Array sensors are large-sized planar imaging devices, which may include pixel cell arrays, driving lines, signal reading lines and the like. In an array sensor, optical signals containing image information are directly projected onto pixel cells on a sensor imaging surface, and thus being converted by the pixel cells for creating an image. As the imaging process is implemented without using a lens or optical fibers to focus the light beams, no scaling occurs and an image obtained from this process can reflect the object in its original size. In such way, image quality can be improved. Besides, imaging devices using array sensors can be made thinner and lighter, so they are already widely used in various industrial fields.
For example, array sensor devices can be used for fingerprint imaging, file scanning, etc. As shown in FIG. 1, visible lights from a backside of an array sensor 11 irradiate onto an object 13 closely attached to an imaging surface of the array sensor 11. The visible lights may be reflected and refracted on an interface between the array sensor 11 and the object 13. Then the visible lights being reflected by the object 13 will be transmitted to pixel cells of the array sensor 11.

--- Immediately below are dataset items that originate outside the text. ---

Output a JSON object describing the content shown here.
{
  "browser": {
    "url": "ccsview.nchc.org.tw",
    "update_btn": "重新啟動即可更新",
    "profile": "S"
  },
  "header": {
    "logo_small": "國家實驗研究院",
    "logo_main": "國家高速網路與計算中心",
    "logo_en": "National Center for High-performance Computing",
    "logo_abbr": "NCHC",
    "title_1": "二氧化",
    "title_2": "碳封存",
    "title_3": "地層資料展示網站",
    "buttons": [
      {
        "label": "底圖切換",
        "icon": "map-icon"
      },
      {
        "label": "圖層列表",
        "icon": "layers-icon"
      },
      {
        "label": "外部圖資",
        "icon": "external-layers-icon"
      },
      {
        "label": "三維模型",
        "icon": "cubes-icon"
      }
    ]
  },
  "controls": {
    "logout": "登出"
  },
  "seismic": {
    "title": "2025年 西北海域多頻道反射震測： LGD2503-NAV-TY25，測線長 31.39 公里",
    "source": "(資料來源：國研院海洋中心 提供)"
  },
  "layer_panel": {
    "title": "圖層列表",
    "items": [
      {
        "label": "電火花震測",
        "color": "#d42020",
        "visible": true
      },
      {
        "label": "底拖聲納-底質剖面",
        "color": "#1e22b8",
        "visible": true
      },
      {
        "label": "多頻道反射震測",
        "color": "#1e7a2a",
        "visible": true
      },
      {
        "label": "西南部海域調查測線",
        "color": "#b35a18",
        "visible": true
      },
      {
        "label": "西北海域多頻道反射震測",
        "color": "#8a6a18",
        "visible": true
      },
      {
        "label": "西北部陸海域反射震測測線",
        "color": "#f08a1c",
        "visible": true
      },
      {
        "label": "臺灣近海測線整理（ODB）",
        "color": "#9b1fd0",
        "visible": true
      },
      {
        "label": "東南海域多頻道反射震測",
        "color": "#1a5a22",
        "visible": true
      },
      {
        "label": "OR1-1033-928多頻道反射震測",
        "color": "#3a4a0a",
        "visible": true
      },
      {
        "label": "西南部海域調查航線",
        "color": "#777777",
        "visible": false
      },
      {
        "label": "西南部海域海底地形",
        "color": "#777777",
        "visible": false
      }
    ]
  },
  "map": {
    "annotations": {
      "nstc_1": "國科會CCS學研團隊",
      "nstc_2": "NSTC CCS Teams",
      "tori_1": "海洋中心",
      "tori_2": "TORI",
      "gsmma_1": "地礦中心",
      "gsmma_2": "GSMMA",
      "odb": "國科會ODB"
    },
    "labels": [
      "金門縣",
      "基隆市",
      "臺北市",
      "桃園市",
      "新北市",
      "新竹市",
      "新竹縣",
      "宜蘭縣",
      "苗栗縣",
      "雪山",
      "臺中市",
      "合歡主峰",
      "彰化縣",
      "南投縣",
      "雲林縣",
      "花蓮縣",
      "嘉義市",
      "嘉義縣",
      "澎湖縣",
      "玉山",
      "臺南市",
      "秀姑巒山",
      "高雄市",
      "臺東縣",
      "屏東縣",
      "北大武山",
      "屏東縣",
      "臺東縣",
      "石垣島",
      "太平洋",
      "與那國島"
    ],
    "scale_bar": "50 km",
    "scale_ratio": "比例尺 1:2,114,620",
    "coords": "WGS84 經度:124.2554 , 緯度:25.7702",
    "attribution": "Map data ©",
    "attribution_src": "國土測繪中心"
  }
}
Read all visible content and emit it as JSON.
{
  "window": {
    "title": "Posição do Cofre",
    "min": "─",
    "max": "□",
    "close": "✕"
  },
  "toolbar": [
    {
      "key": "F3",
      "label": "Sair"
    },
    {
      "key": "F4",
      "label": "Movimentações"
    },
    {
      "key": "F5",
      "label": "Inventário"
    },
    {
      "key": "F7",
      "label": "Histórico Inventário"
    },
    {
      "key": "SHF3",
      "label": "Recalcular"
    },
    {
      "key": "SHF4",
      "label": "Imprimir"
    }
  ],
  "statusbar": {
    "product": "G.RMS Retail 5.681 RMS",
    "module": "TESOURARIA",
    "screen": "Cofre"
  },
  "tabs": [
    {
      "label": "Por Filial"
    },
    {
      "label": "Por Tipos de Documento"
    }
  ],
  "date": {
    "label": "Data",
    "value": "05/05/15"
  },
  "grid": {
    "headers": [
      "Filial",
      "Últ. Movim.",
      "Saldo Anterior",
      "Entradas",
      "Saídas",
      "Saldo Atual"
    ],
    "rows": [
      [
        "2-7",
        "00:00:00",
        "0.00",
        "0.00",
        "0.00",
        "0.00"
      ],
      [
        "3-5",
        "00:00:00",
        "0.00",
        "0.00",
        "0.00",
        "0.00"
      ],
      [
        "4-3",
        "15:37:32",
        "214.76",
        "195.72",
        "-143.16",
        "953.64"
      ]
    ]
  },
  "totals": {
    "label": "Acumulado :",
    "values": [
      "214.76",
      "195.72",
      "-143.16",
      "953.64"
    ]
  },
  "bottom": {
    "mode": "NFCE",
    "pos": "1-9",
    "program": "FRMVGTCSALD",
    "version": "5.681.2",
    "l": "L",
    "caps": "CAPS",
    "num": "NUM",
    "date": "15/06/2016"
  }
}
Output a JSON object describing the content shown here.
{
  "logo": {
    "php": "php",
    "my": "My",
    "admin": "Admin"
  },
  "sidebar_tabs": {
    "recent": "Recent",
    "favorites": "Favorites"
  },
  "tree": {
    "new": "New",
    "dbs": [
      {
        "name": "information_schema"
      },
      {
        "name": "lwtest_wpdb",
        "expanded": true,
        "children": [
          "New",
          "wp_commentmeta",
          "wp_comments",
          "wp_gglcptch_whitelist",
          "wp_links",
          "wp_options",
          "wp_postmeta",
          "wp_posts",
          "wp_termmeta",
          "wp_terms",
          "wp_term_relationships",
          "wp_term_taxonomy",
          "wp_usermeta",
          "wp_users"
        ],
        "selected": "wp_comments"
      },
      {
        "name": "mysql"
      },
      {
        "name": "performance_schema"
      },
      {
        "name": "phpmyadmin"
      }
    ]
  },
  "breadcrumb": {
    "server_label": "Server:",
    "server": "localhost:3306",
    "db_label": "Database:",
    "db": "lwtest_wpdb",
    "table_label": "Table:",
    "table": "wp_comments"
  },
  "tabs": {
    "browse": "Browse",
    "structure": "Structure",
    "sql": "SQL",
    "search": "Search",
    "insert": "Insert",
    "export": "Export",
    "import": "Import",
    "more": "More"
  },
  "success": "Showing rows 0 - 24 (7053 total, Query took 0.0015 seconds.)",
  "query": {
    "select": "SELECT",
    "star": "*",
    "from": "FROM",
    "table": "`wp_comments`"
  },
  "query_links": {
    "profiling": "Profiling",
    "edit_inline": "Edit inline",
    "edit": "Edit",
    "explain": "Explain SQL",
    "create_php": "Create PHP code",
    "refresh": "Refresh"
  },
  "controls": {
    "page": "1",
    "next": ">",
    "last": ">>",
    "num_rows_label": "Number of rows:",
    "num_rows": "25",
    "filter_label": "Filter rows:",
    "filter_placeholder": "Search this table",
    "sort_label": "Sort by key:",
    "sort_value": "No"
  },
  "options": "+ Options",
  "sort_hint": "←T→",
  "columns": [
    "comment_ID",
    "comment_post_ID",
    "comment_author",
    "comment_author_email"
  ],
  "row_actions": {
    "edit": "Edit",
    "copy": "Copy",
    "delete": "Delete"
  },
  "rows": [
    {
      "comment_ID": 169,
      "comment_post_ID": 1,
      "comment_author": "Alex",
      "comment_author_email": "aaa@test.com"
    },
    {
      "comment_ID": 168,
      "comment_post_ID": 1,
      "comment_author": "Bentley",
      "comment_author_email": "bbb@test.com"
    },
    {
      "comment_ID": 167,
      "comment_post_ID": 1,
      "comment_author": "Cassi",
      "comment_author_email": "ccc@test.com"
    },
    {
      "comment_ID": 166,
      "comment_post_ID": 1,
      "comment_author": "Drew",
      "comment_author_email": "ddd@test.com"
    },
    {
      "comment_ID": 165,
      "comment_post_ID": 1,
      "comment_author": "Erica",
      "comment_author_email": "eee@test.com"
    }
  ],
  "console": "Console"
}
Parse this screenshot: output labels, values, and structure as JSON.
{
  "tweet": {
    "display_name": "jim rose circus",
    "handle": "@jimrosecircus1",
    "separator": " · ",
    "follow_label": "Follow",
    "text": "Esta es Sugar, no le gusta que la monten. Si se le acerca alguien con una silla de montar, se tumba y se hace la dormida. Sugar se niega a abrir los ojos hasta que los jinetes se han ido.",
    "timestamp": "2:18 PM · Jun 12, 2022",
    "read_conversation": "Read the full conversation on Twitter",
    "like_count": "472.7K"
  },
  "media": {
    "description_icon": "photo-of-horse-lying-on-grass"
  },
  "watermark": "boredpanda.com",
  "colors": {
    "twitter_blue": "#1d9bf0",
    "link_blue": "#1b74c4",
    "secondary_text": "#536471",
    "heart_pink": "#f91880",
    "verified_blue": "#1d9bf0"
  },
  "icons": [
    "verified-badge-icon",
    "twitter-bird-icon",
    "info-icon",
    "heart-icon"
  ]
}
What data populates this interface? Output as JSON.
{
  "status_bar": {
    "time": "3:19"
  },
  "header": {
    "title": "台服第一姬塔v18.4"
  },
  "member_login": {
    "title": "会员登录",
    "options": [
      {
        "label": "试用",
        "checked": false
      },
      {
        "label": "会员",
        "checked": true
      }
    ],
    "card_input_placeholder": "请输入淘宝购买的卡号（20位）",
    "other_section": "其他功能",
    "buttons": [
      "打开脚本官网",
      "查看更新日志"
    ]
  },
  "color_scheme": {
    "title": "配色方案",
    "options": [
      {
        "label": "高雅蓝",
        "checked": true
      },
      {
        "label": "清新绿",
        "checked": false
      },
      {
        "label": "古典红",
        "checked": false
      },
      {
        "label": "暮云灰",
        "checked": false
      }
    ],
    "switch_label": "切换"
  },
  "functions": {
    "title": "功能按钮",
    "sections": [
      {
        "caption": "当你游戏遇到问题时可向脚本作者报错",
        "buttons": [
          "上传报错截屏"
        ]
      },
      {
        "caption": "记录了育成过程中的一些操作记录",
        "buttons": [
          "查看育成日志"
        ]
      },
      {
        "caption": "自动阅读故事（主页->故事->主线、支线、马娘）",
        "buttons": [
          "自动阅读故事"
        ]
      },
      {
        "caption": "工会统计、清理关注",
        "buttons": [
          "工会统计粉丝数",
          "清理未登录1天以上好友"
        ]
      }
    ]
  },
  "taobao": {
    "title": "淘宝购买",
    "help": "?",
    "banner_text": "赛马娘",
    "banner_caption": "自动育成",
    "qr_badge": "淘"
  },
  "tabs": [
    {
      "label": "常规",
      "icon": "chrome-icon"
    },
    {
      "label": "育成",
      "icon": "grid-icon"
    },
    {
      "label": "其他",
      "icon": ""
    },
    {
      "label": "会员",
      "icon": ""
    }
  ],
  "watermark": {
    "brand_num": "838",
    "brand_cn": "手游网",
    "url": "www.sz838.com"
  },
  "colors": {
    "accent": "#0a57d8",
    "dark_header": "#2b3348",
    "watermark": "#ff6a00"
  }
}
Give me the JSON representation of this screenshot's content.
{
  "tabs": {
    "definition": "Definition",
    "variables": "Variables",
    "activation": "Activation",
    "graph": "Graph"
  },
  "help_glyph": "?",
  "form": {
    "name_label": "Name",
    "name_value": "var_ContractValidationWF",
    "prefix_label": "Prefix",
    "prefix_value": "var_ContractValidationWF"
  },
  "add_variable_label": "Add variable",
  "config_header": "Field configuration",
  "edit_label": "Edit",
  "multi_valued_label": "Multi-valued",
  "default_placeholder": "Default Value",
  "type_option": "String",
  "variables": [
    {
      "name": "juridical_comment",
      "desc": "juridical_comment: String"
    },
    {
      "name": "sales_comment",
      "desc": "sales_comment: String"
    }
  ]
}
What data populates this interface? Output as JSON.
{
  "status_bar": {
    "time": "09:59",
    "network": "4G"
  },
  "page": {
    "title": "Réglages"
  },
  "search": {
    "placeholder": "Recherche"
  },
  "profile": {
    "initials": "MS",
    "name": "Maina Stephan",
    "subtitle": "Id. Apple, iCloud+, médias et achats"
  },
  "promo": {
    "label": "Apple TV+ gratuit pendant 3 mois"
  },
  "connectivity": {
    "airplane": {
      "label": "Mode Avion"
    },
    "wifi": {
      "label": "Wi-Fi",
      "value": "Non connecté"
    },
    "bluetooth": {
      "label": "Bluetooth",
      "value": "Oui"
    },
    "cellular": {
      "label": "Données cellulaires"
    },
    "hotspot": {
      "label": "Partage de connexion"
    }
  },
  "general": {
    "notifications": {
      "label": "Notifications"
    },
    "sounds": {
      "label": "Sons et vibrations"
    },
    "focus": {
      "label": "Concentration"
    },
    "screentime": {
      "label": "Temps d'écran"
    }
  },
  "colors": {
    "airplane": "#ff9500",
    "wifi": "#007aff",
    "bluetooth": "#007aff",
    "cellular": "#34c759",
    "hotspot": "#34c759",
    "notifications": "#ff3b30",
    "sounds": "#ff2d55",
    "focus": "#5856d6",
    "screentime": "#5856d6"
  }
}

As shown in FIG. 2, each pixel cell includes a switching element 111 and a photoelectric element 112. The visible lights are converted into electric signals by the photoelectric element 112 in the pixel cells of the array sensor 11, and the electric signals are stored therein. A system controller 14 controls driving chips 151 of driving units 15 to control driving lines 113 of the array sensor 11, so as to activate the pixel cell array row by row. Furthermore, the system controller 14 controls signal reading chips 161 of signal sampling units 16 to read electric signals from the currently activated row in the pixel cell array through signal lines 114 of the array sensor 11. Thereafter, the electric signals are subjected to amplification and analog-digital conversion, and data resulting from these processing will be stored. As such, a digital gray scale image reflecting surface features of the object 13 being irradiated can be obtained.
The array sensor 11 generally has a glass substrate. Techniques such as Physical Vapor Deposition (PVD), Plasma Enhanced Chemical Vapor Deposition (PECVD), dry etch, wet etch and the like may be used to form one or more thin films on the glass substrate, thereby constituting electrical and optical elements for implementing various functions, and forming conducting lines. These thin films may include one or more conducting layers, insulating layers and protective layers.
Referring still to FIG. 2, in existing products, the driving chips 151 are bonded on a soft conductive film using a Chip On Film (COF) method or the like, which forms a COF module. Then the COF module is bonded to a corresponding position on the array sensor 11 using a Film On Glass (FOG) method. Therefore, driving lines 113 of the array sensor 11 are connected and electrically coupled to the driving chips 151. However, such bonding modes bring complex connecting paths between the system controller 14 and the driving lines 113 of the array sensor 11, which may reduce the reliability and occupy more areas.